Imagine yourself with big, soft ears. Catch all of the dreams and fears and truths of the person sharing and hold them there — perhaps vulnerable or incomplete, perhaps joyful and trembling.

photo credit




Had an arresting mini freak out yesterday about the Very Exciting Thing I’m working on this week.

The monsters and fairies were having it out:

No you can’t.

Yes you can.

No you can’t.

Yes you can.

They weren’t being very sophisticated about it all.

R (who I call My Bubby … like on the show Weeds… except Bubby was the hateful grandmother who Nancy suffocated with a pillow. Anyway…) came in and I took the Giant Leap of Faith of letting my Monster tell him how we were feeling.

Being a boy and all, sometimes he just wants to fix things instead of let them be. Hard, sad, uncomfortable, whatever.

zzzzib zib zzziizzzibbb <sound of rewind travel time machine to the day before yesterday>

The day before yesterday I was reading aloud to My Bubby from my new favorite book, How to talk so kids will listen & listen so kids will talk, (recommended by the fabulous Havi).

This is a book about communicating with anyone who has a heart and monsters.

It’s about listening in all its simple wonder. It’s the Yoga of listening.

I’m only on Chapter 2 and I’ve learned so much.

So I was reading to him in bite-sized pieces. Small enough that he wouldn’t be overwhelmed, big enough that he could get a taste. Like slathering broccoli with cheese whiz.

One of the deceptively simple themes of the book is accepting child’s/person’s feelings:

  • Listen quietly and attentively
  • Acknowledge a feeling with a word—mmmm, oh, I see
  • Give the feeling a name—that sounds frustrating!
  • Give the child’s wishes in fantasy—I wish I had a wand that could make that banana ripe for you right now!

This book has great examples of how we don’t do this; how we deny a person’s feelings, which can leave them confused, even enraged. It also teaches kids not to know what their feelings are, not to trust them.

An example:

Your kid gets weekly allergy shots. You know these shots are uncomfortable but sting for only a minute. After leaving the office today, the child is complaining incessantly.

Denying the child’s feelings:

  • Come on, be a big boy. It can’t hurt that much.
  • You’re making a big fuss over just a little shot.
  • Your brother never complains when he has a shot.
  • Well, you’d better get used to them, you have to have them every week.

Versus listening and accepting (referred to as “giving a name to the feeling”)

  • Sounds as if it really hurts.
  • Must have been painful.
  • Mmmm, that bad!
  • It’s not easy to get those shots week after week. I bet you’ll be glad when they’re over.

The authors concede that most of us grew up having our feelings denied. There’s no reason to be so upset.
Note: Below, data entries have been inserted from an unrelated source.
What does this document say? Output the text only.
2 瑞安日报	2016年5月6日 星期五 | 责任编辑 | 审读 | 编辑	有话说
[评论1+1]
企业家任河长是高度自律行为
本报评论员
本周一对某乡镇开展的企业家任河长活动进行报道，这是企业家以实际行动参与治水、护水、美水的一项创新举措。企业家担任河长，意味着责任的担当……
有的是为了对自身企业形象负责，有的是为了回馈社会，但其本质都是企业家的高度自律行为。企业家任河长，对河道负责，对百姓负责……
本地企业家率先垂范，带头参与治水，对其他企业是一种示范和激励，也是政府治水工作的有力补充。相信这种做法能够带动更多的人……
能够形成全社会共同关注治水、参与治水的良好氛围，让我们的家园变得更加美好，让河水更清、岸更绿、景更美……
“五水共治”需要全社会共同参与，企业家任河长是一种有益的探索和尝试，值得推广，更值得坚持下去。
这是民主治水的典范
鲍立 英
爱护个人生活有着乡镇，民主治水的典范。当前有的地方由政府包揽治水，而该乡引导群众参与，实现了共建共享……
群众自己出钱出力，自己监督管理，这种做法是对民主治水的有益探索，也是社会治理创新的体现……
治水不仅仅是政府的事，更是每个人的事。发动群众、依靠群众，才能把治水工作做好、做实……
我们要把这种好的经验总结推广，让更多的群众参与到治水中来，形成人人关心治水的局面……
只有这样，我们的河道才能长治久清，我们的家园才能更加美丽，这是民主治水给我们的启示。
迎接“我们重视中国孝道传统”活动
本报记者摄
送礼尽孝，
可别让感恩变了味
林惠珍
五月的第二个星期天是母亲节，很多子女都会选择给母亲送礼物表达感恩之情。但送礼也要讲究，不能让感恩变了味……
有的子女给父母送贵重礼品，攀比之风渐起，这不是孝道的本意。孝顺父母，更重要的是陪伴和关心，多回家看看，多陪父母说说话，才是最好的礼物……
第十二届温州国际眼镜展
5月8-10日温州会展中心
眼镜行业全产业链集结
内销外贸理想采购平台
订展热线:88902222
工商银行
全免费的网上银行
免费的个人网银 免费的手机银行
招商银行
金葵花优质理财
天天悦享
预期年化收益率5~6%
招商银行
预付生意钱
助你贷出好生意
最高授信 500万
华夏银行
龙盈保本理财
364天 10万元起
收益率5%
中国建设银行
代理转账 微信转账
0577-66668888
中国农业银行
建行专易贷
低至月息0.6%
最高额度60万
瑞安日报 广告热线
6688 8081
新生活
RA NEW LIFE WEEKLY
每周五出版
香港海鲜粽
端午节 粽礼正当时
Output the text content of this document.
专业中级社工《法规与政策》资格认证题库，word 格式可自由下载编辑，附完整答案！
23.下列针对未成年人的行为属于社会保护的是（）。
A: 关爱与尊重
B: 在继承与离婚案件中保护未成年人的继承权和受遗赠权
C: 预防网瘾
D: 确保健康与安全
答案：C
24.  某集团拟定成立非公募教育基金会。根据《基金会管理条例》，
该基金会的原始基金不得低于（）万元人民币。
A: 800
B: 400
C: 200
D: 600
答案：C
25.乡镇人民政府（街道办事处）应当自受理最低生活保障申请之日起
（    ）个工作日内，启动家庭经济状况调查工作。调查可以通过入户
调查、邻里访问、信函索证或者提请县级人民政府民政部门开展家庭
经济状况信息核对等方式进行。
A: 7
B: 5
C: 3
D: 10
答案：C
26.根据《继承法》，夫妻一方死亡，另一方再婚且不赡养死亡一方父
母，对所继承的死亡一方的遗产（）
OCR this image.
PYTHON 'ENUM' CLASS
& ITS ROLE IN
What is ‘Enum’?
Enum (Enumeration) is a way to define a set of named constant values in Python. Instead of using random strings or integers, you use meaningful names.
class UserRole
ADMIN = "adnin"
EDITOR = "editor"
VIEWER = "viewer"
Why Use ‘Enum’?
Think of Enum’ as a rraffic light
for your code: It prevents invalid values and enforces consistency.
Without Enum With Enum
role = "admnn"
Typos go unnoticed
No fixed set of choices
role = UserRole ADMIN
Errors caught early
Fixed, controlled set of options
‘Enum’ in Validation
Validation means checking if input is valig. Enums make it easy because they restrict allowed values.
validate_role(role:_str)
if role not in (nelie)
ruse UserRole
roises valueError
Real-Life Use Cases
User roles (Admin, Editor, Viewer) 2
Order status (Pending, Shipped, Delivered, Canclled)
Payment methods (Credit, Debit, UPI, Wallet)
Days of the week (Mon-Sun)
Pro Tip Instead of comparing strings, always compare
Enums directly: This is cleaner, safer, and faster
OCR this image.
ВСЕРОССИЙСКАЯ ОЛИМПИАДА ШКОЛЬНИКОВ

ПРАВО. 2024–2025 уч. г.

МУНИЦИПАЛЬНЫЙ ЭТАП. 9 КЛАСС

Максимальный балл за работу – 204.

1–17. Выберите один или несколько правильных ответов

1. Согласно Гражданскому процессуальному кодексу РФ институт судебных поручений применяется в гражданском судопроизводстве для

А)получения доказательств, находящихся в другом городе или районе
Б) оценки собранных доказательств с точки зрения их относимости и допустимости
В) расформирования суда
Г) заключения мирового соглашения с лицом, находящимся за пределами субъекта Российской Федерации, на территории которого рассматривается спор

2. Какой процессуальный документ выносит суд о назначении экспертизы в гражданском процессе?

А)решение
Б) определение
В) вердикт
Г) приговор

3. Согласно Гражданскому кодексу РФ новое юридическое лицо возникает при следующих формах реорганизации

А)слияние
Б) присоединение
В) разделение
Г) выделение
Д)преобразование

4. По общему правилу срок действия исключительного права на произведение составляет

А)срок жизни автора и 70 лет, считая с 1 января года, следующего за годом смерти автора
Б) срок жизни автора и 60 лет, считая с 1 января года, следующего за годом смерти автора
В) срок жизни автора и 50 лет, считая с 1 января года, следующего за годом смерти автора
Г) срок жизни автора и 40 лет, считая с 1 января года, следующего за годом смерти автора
Bubby was making slow, carefully planned movements toward the door, almost like a hostage whose guard had fallen asleep. I was sure he hadn’t heard a thing.

zzzzzum zum zum zum <fast forward back to yesterday>

Mini freak out. Tears. Monsters running amok.

Bubby opens his mouth but no sound comes out. He points at the book on the bed.

What that said.


I can’t remember what the right thing is because what I want to say is, “That’s ridiculous, you’re great.”

Oh my God, he was listening. Sort of.

I can’t remember what to say, but I want you to know that I believe in you.

And there I was, arrested all over again.